Problems with assembling gcc assemblies

While writing C code, I decided to compile it into assembly and read it - I just do it occasionally from time to time - it's an exercise to get me thinking about what the machine does every time I write an expression in C.

Anyway, I wrote these two lines in C

asm(";move old_string[i] to new_string[x]");
new_string[x] = old_string[i];
asm(";shift old_string[i+1] into new_string[x]");
new_string[x] |= old_string[i + 1] << 8;

      

( old_string

is an array of char

, a new_string

is an array unsigned short

, so given two characters 42 and 43, this would put 4342 in new_string[x]

)
Which produced the following output:

#move old_string[i] to new_string[x]

movl    -20(%ebp), %esi         #put address of first char of old_string in esi
movsbw  (%edi,%esi),%dx         #put first char into dx
movw    %dx, (%ecx,%ebx,2)      #put first char into new_string

#shift old_string[i+1] into new_string[x]

movsbl  1(%esi,%edi),%eax       #put old_string[i+1] into eax
sall    $8, %eax                #shift it left by 8 bits
orl     %edx, %eax              #or edx into it
movw    %ax, (%ecx,%ebx,2)      #?

      

(I am commenting on it myself so I can follow what happens.) I compiled it with -O3, so I might as well see how the compiler optimizes certain constructs. Anyway, I'm sure it's probably simple, but here's what I won't get:

the first section copies a char

from old_string[i]

and then transfers it (from dx

) to (%ecx,%ebx)

. Then in the next section copies it old_string[i+1]
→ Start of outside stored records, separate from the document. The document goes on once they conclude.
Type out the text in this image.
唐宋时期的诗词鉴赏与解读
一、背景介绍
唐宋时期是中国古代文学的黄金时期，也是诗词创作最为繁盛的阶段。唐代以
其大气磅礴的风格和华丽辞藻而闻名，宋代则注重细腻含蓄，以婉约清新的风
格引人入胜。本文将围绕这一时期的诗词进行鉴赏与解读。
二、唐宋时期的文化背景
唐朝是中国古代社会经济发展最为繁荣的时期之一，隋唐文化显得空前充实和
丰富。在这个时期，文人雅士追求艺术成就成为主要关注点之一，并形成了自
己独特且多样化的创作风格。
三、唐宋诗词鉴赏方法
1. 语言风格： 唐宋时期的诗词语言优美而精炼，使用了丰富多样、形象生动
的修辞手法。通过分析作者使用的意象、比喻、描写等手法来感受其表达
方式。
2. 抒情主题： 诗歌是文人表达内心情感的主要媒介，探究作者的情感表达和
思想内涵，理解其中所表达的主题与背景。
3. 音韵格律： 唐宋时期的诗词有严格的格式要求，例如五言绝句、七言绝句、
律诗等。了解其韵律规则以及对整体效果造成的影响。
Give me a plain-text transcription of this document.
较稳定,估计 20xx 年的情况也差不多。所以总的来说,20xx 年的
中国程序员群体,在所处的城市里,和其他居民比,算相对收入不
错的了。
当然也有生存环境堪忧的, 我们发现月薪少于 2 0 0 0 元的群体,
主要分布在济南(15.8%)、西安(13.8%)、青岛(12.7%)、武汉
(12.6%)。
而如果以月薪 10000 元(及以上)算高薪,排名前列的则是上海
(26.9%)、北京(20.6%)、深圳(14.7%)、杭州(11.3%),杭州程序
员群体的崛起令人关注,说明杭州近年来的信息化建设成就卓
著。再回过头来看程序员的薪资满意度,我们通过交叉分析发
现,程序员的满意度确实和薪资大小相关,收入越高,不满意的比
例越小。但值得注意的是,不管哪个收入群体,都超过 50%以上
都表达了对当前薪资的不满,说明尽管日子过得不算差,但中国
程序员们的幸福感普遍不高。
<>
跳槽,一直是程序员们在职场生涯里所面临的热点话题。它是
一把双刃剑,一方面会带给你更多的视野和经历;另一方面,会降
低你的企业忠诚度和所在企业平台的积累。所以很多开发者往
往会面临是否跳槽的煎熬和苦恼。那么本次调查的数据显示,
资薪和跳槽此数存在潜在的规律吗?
, shifts it, or returns it, and then puts it in the same place from ax

. Does it put two 16-bit values ​​in the same place? Wouldn't that work?

Also, it shifts old_string[i+1]

to the top dword eax

, then ors edx

( new_string[x]

) into it ... then puts ax

into memory! Wouldn't it ax

just contain what was already in new_string[x]

? so it saves the same place in memory twice?

Is there something I am missing? Also, I'm pretty sure the rest of the compiled program is not relevant to this snippet ... I read before and after to find where each array and different variables are stored, and also the register values ​​would be when reaching this code - I think that this is the only part of the assembly that matters to these C lines.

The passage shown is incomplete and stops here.